Diz a propósito Roberto Longhi: “Caravaggio é mestre das trevas, entreabe-as somente o necessário para não minorar o seu pessimismo viril e trágico”. A espantosa combinação do claro com o escuro fornece ao quadro uma luminosidade sublime, sendo evidente que a luz que incide sobre o cavalo e sobre o apóstolo nos transportam para o milagre da conversão. O cavalo está no centro da pintura e o apóstolo está em terra, disposição que escandalizou a hierarquia da época. Um dos prelados da Igreja de Santa Maria terá mesmo questionado o pintor sobre as razões da centralidade do cavalo, ao que o mesmo respondeu com um indiferente: ”porque sim”. Este cavalo é Deus? Insistiu o prelado. Caravaggio respondeu que não, mas acrescentou: está na luz de Deus.
O fogoso romano Saulo, perseguidor dos cristãos encontra na estrada de Damasco a luz que o ofusca e o inspira a dar outro rumo á sua vida, passando a ser um dos apóstolos eminentes da Igreja.
Nas minhas insónias, nos meus intervalos de reflexão e solidão, penso frequentemente na simbologia dessa luz que cega por breves instantes S. Paulo ( Saulo) e o transforma numa das referências maiores de santidade e apostolado da Igreja fundada por São Pedro.
O mundo globalizado em que vivemos, gerador das maiores desigualdades económicas e sociais, ao contrário do raciocínio de Rimbaud, só pode acertar a agulha da modernidade, deixando-se cegar de luz, como S. Paulo. É nessa luz de espiritualidade que a nova sociedade deve afirmar-se, agregando todos os homens que pugnam pela primazia do homem em detrimento dos bezerros de ouro que adornam o neo-liberalismo, doutrina sem retidão e equidade.

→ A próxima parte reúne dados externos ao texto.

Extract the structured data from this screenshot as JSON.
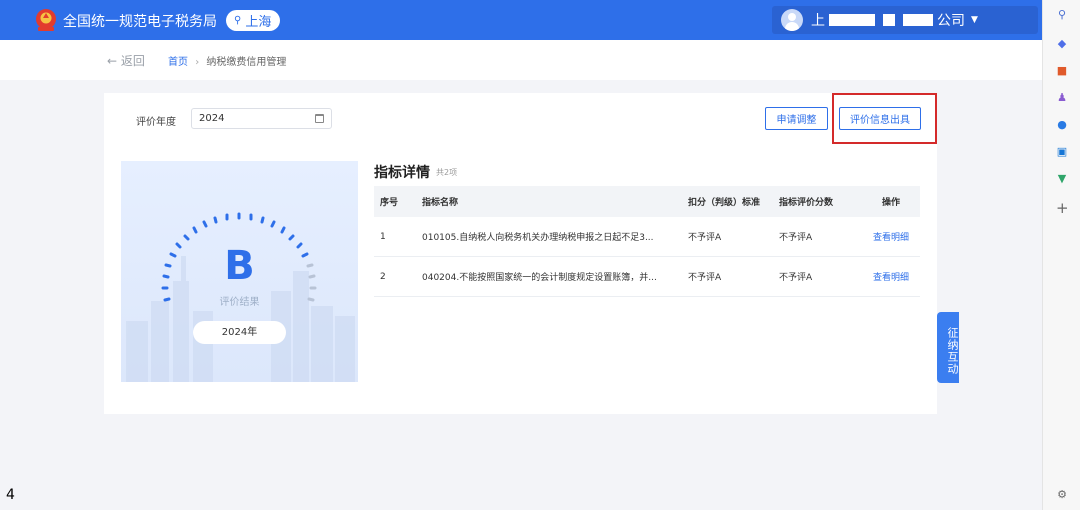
{
  "header": {
    "site_title": "全国统一规范电子税务局",
    "region": "上海",
    "user_name_start": "上",
    "user_name_end": "公司"
  },
  "breadcrumb": {
    "back_label": "返回",
    "home": "首页",
    "separator": "›",
    "current": "纳税缴费信用管理"
  },
  "filter": {
    "year_label": "评价年度",
    "year_value": "2024"
  },
  "actions": {
    "adjust_label": "申请调整",
    "issue_label": "评价信息出具"
  },
  "result": {
    "grade": "B",
    "caption": "评价结果",
    "year": "2024年"
  },
  "table": {
    "title": "指标详情",
    "count": "共2项",
    "headers": [
      "序号",
      "指标名称",
      "扣分（判级）标准",
      "指标评价分数",
      "操作"
    ],
    "rows": [
      {
        "no": "1",
        "name": "010105.自纳税人向税务机关办理纳税申报之日起不足3...",
        "standard": "不予评A",
        "score": "不予评A",
        "action": "查看明细"
      },
      {
        "no": "2",
        "name": "040204.不能按照国家统一的会计制度规定设置账簿，并...",
        "standard": "不予评A",
        "score": "不予评A",
        "action": "查看明细"
      }
    ]
  },
  "float_tab": "征纳互动",
  "page_number": "4",
  "colors": {
    "brand": "#2e6fe9",
    "highlight": "#d42a2a"
  }
}
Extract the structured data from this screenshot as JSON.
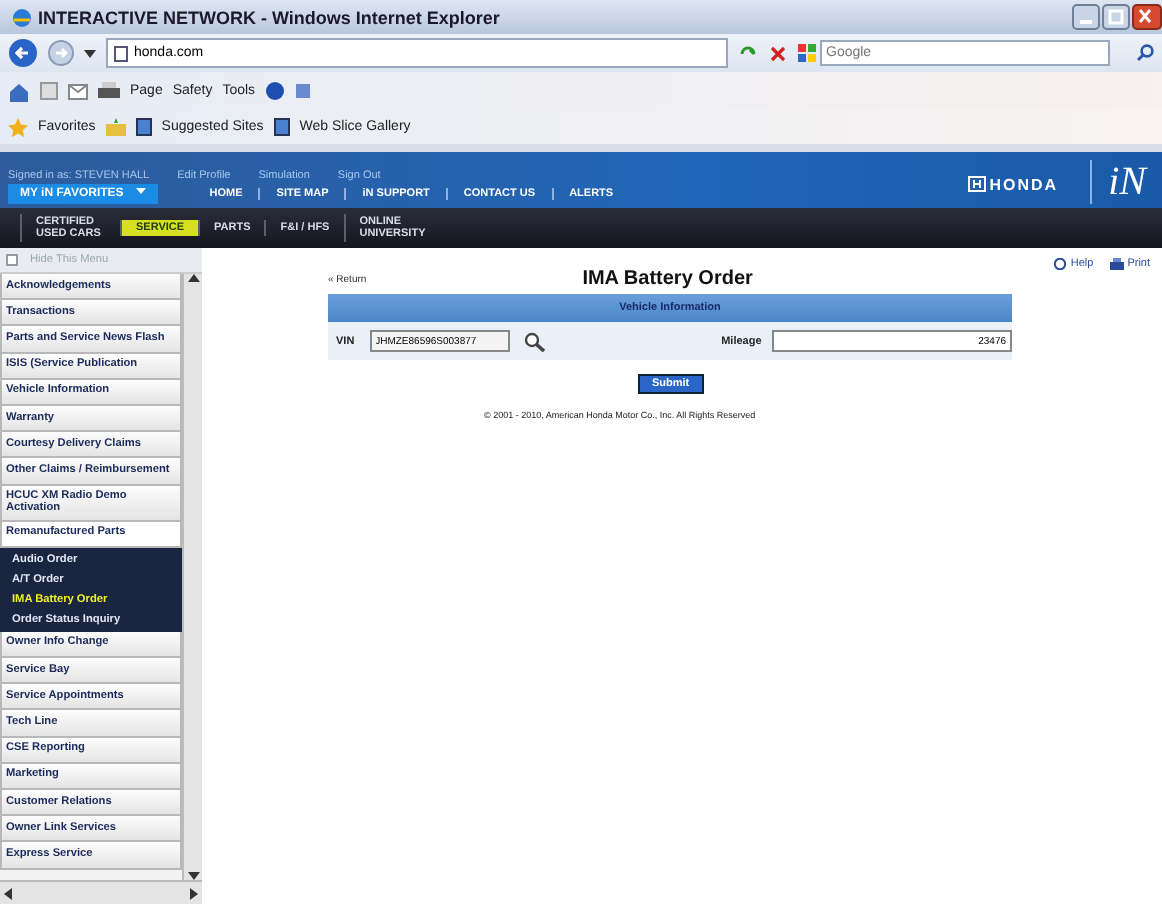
{
  "browser": {
    "title": "INTERACTIVE NETWORK - Windows Internet Explorer",
    "address": "honda.com",
    "search": {
      "placeholder": "Google"
    },
    "commands": [
      "Page",
      "Safety",
      "Tools"
    ],
    "favorites": "Favorites",
    "links": [
      "Suggested Sites",
      "Web Slice Gallery"
    ]
  },
  "site": {
    "user_links": [
      "Signed in as: STEVEN HALL",
      "Edit Profile",
      "Simulation",
      "Sign Out"
    ],
    "favorites_menu": "MY iN FAVORITES",
    "nav": [
      "HOME",
      "SITE MAP",
      "iN SUPPORT",
      "CONTACT US",
      "ALERTS"
    ],
    "brand": "HONDA",
    "logo": "iN",
    "tabs": [
      {
        "label": "CERTIFIED USED CARS",
        "selected": false
      },
      {
        "label": "SERVICE",
        "selected": true
      },
      {
        "label": "PARTS",
        "selected": false
      },
      {
        "label": "F&I / HFS",
        "selected": false
      },
      {
        "label": "ONLINE UNIVERSITY",
        "selected": false
      }
    ]
  },
  "sidebar": {
    "hide_label": "Hide This Menu",
    "items": [
      {
        "label": "Acknowledgements",
        "expanded": false
      },
      {
        "label": "Transactions",
        "expanded": false
      },
      {
        "label": "Parts and Service News Flash",
        "expanded": false
      },
      {
        "label": "ISIS (Service Publication",
        "expanded": false
      },
      {
        "label": "Vehicle Information",
        "expanded": false
      },
      {
        "label": "Warranty",
        "expanded": false
      },
      {
        "label": "Courtesy Delivery Claims",
        "expanded": false
      },
      {
        "label": "Other Claims / Reimbursement",
        "expanded": false
      },
      {
        "label": "HCUC XM Radio Demo Activation",
        "expanded": false
      },
      {
        "label": "Remanufactured Parts",
        "expanded": true,
        "children": [
          {
            "label": "Audio Order",
            "selected": false
          },
          {
            "label": "A/T Order",
            "selected": false
          },
          {
            "label": "IMA Battery Order",
            "selected": true
          },
          {
            "label": "Order Status Inquiry",
            "selected": false
          }
        ]
      },
      {
        "label": "Owner Info Change",
        "expanded": false
      },
      {
        "label": "Service Bay",
        "expanded": false
      },
      {
        "label": "Service Appointments",
        "expanded": false
      },
      {
        "label": "Tech Line",
        "expanded": false
      },
      {
        "label": "CSE Reporting",
        "expanded": false
      },
      {
        "label": "Marketing",
        "expanded": false
      },
      {
        "label": "Customer Relations",
        "expanded": false
      },
      {
        "label": "Owner Link Services",
        "expanded": false
      },
      {
        "label": "Express Service",
        "expanded": false
      }
    ]
  },
  "content": {
    "back_link": "« Return",
    "help": "Help",
    "print": "Print",
    "title": "IMA Battery Order",
    "section": "Vehicle Information",
    "vin": {
      "label": "VIN",
      "value": "JHMZE86596S003877"
    },
    "mileage": {
      "label": "Mileage",
      "value": "23476"
    },
    "submit": "Submit",
    "copyright": "© 2001 - 2010, American Honda Motor Co., Inc. All Rights Reserved"
  }
}
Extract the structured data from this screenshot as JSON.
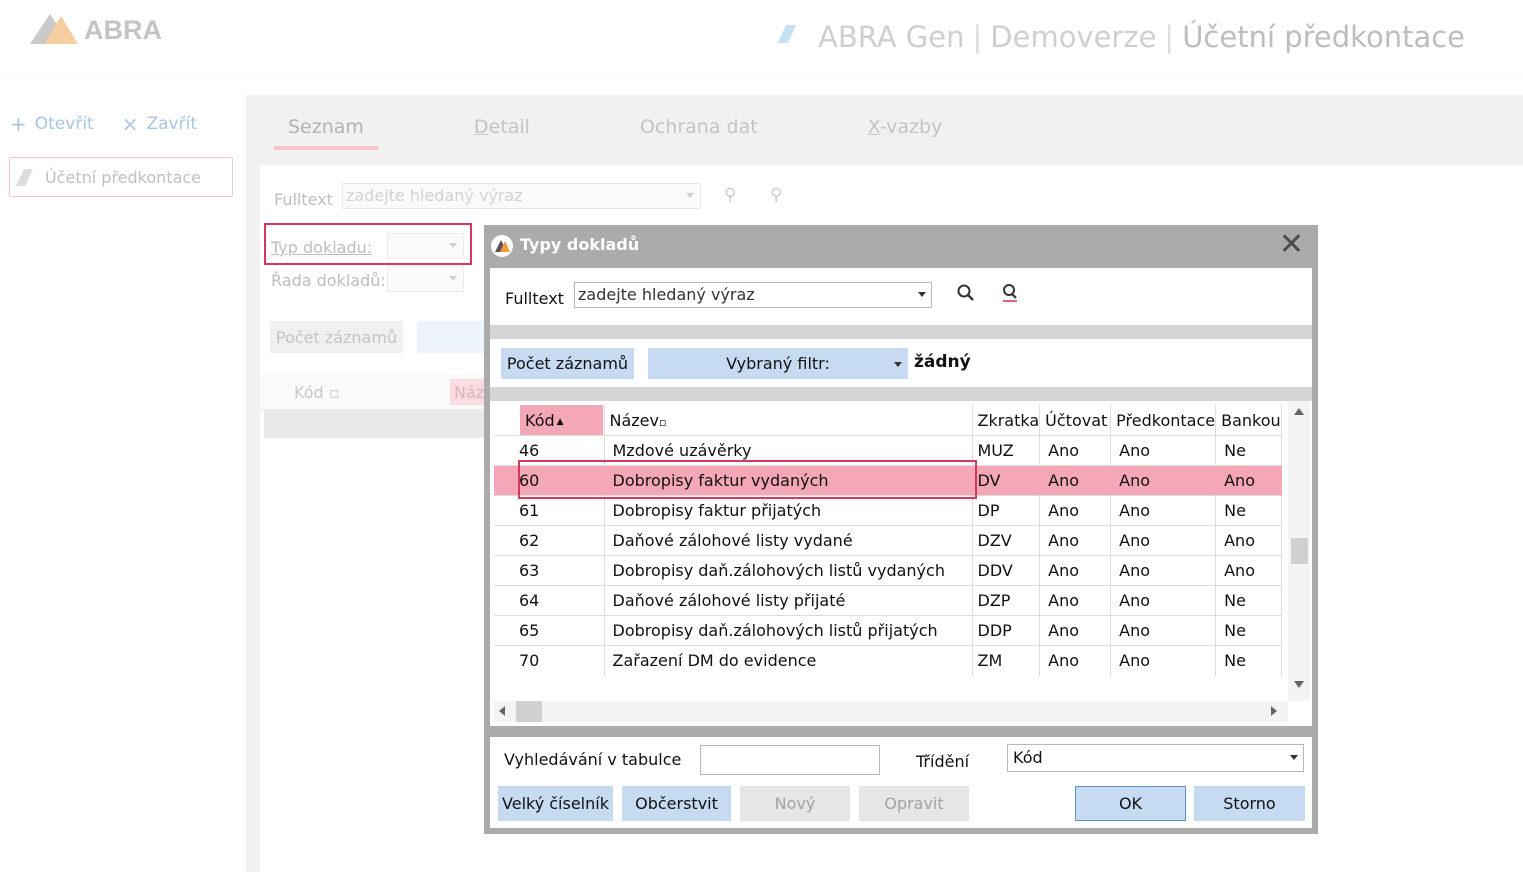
{
  "app": {
    "logo_text": "ABRA",
    "title_parts": [
      "ABRA Gen",
      "Demoverze",
      "Účetní předkontace"
    ],
    "title_sep": "|"
  },
  "sidebar": {
    "open_label": "Otevřít",
    "close_label": "Zavřít",
    "item_label": "Účetní předkontace"
  },
  "tabs": [
    {
      "pre": "",
      "ul": "",
      "label": "Seznam"
    },
    {
      "pre": "",
      "ul": "D",
      "label": "etail"
    },
    {
      "pre": "",
      "ul": "",
      "label": "Ochrana dat"
    },
    {
      "pre": "",
      "ul": "X",
      "label": "-vazby"
    }
  ],
  "background_form": {
    "fulltext_label": "Fulltext",
    "fulltext_placeholder": "zadejte hledaný výraz",
    "typ_label": "Typ dokladu:",
    "rada_label": "Řada dokladů:",
    "count_button": "Počet záznamů",
    "grid_kod": "Kód",
    "grid_naz": "Náz"
  },
  "dialog": {
    "title": "Typy dokladů",
    "fulltext_label": "Fulltext",
    "fulltext_value": "zadejte hledaný výraz",
    "count_button": "Počet záznamů",
    "filter_label": "Vybraný filtr:",
    "filter_value": "žádný",
    "columns": [
      "Kód",
      "Název",
      "Zkratka",
      "Účtovat",
      "Předkontace",
      "Bankou"
    ],
    "sort_marks": {
      "kod": "▲",
      "nazev": "▫"
    },
    "rows": [
      {
        "kod": "46",
        "nazev": "Mzdové uzávěrky",
        "zkratka": "MUZ",
        "uctovat": "Ano",
        "predkontace": "Ano",
        "bankou": "Ne"
      },
      {
        "kod": "60",
        "nazev": "Dobropisy faktur vydaných",
        "zkratka": "DV",
        "uctovat": "Ano",
        "predkontace": "Ano",
        "bankou": "Ano"
      },
      {
        "kod": "61",
        "nazev": "Dobropisy faktur přijatých",
        "zkratka": "DP",
        "uctovat": "Ano",
        "predkontace": "Ano",
        "bankou": "Ne"
      },
      {
        "kod": "62",
        "nazev": "Daňové zálohové listy vydané",
        "zkratka": "DZV",
        "uctovat": "Ano",
        "predkontace": "Ano",
        "bankou": "Ano"
      },
      {
        "kod": "63",
        "nazev": "Dobropisy daň.zálohových listů vydaných",
        "zkratka": "DDV",
        "uctovat": "Ano",
        "predkontace": "Ano",
        "bankou": "Ano"
      },
      {
        "kod": "64",
        "nazev": "Daňové zálohové listy přijaté",
        "zkratka": "DZP",
        "uctovat": "Ano",
        "predkontace": "Ano",
        "bankou": "Ne"
      },
      {
        "kod": "65",
        "nazev": "Dobropisy daň.zálohových listů přijatých",
        "zkratka": "DDP",
        "uctovat": "Ano",
        "predkontace": "Ano",
        "bankou": "Ne"
      },
      {
        "kod": "70",
        "nazev": "Zařazení DM do evidence",
        "zkratka": "ZM",
        "uctovat": "Ano",
        "predkontace": "Ano",
        "bankou": "Ne"
      }
    ],
    "selected_row_index": 1,
    "table_search_label": "Vyhledávání v tabulce",
    "table_search_value": "",
    "sort_label": "Třídění",
    "sort_value": "Kód",
    "buttons": {
      "big_list": "Velký číselník",
      "refresh": "Občerstvit",
      "new": "Nový",
      "edit": "Opravit",
      "ok": "OK",
      "cancel": "Storno"
    }
  },
  "colors": {
    "selection": "#f4a7b6",
    "highlight_frame": "#d4395a",
    "button_blue": "#c6dbf2"
  }
}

Referenciei “A Conversão de São Paulo” obra emblemática do barroco, como um elemento de eterna modernidade, entendendo esta como elemento de reflexão e perseguição de uma nova ordem de valores.
A arte crística suscita, por isso mesmo, pela sua beleza artística e pelo esplendor dos valores que encerra o exercício do debate sobre a modernidade e nunca a oposição a uma ideia de se ser absolutamente moderno.
Não têm fim as criações artísticas da arte crística que nos comovem e resistem a este tempo de frivolidade.
Recordamos, contudo, o quadro de Rembrandt “Os Peregrinos de Emaús”, cujo episódio tem por objeto atestar a ressurreição carnal de Cristo.
Sendo assim, ser absolutamente moderno é necessariamente um impulso imanente que não se compagina com os arautos e artífices da morte da arte, nas quais se destacam a literatura e as artes plásticas.
Sem darmos por isso, a cada passo, a estrada de Damasco nos ofusca. É essa luz que arrasta as sombras das soberbas verdades que nos inquietam mais que as incertezas dos nossos solstícios, pejadas de uma interrogação permanente.
A modernidade não dispensa a luz de Damasco que o génio de Caravaggio corporiza na sua obra mais célebre. Como não dispensa a poesia de Rimbaud e de todos os poetas que carregam no papiro as dúvidas da sua sagração como homens.